Lebih jauh ia mengisahkan, pada masa kepemerintahan khalifah kedua Islam, Sayyidina Umar bin al-Khaththab RA., pemerintah negara Islam saat itu memungut 'usyr alias pajak 10persen atau cukai sebesar 10 persen atas suatu komoditas demi kemaslahatan masyarakat.

Umar bin Khaththab RA juga memungut 'usyr (10%) dari komoditas al-Quthniyah (biji-bijian seperti Adas, Buncis, dsb). Peristiwa fakta sejarah itu juga diriwayatkan oleh Ibn Abiy Syai'bah di dalam Mushannaf Ibn Abi Syai'bah dari Ubaydullah bin Abdullah RA.

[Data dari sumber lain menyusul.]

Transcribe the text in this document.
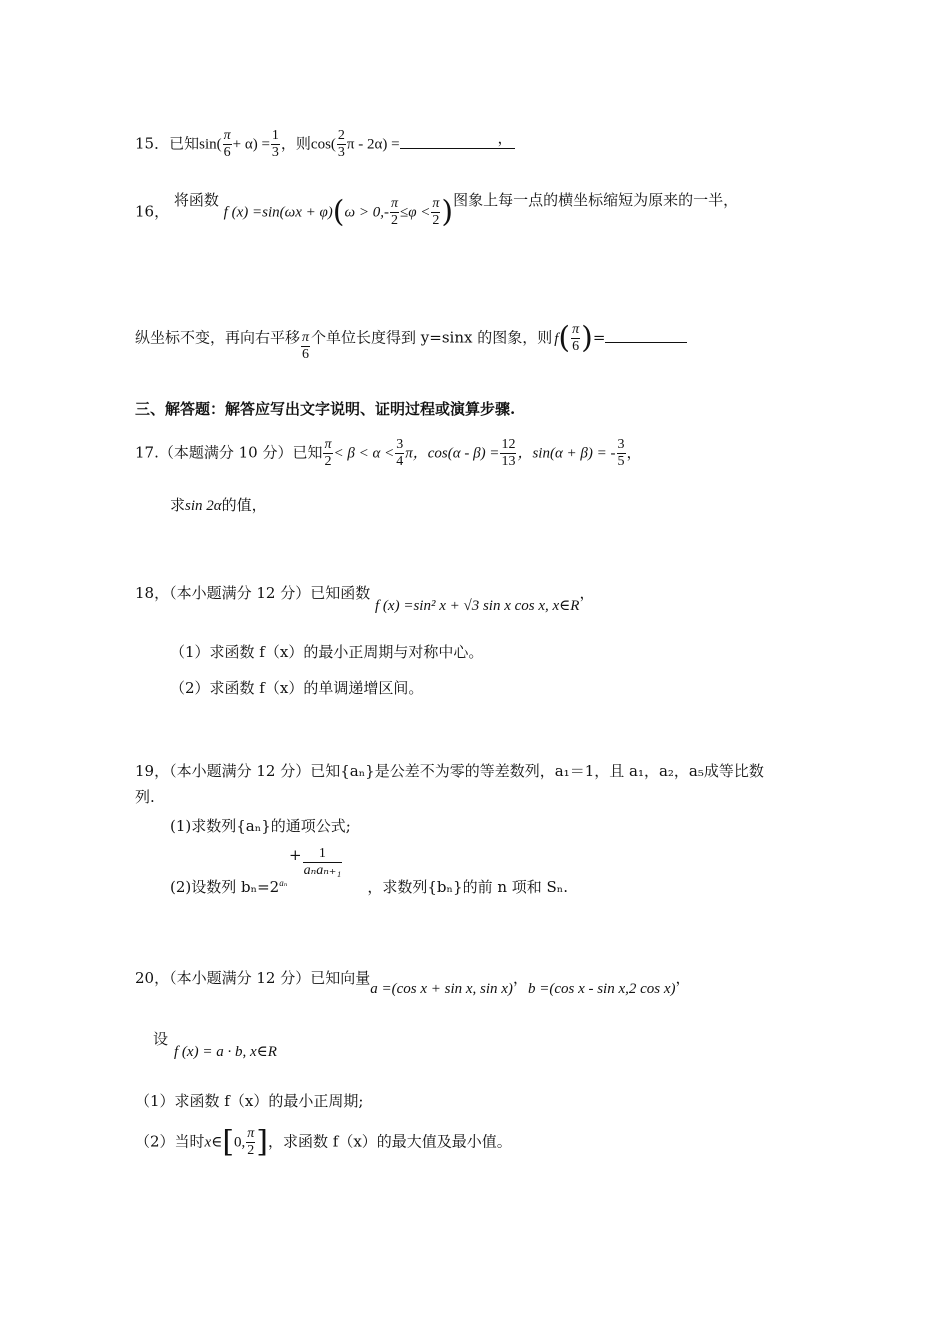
15．已知$\sin( \frac{\pi}{6} + \alpha) = \frac{1}{3}$ ，则$\cos( \frac{2}{3}$ π - 2α) =	，
16， 将函数 f $(x) =\sin(\omega x + \varphi)(\omega > 0,- \frac{\pi}{2} \le\varphi < \frac{\pi}{2}$ )图象上每一点的横坐标缩短为原来的一半，
纵坐标不变，再向右平移 $\frac{\pi}{6}$ 个单位长度得到 y=sinx 的图象，则 $f( \frac{\pi}{6}$ )=
三、解答题：解答应写出文字说明、证明过程或演算步骤.
17.（本题满分 10 分）已知 $\frac{\pi}{2} < \beta < \alpha < \frac{3}{4}$ π，$\cos(\alpha - \beta) = \frac{12}{13}$ ，sin(α + β) = - $\frac{3}{5}$ ，
求sin 2α的值，
18，（本小题满分 12 分）已知函数 f (x) =sin² x + √3 sin x cos x, x∈R，
（1）求函数 f（x）的最小正周期与对称中心。
（2）求函数 f（x）的单调递增区间。
19，（本小题满分 12 分）已知{aₙ}是公差不为零的等差数列，a₁＝1，且 a₁，a₂，a₅成等比数
列.
(1)求数列{aₙ}的通项公式;
+ $\frac{1}{\text{aₙaₙ₊₁}}$
(2)设数列 $b_n=2^{a_n}$	，求数列{bₙ}的前 n 项和 Sₙ.
20，（本小题满分 12 分）已知向量a =(cos x + sin x, sin x)，b =(cos x - sin x,2 cos x)，
设
f (x) = a · b, x∈R
（1）求函数 f（x）的最小正周期;
（2）当时x∈[0, $\frac{\pi}{2}$ ]，求函数 f（x）的最大值及最小值。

Maka tak heran jika jumhur ulama Madzhab Syafi'i, seperti Imam Al-Ghazali, menyatakan bahwa memungut uang (pajak) selain zakat pada rakyat diperbolehkan jika memang diperlukan dan kas di Baitul Mal tidak lagi mencukupi untuk membiayai kebutuhan negara baik untuk perang atau keperluan negara lainnya, ungkapnya”.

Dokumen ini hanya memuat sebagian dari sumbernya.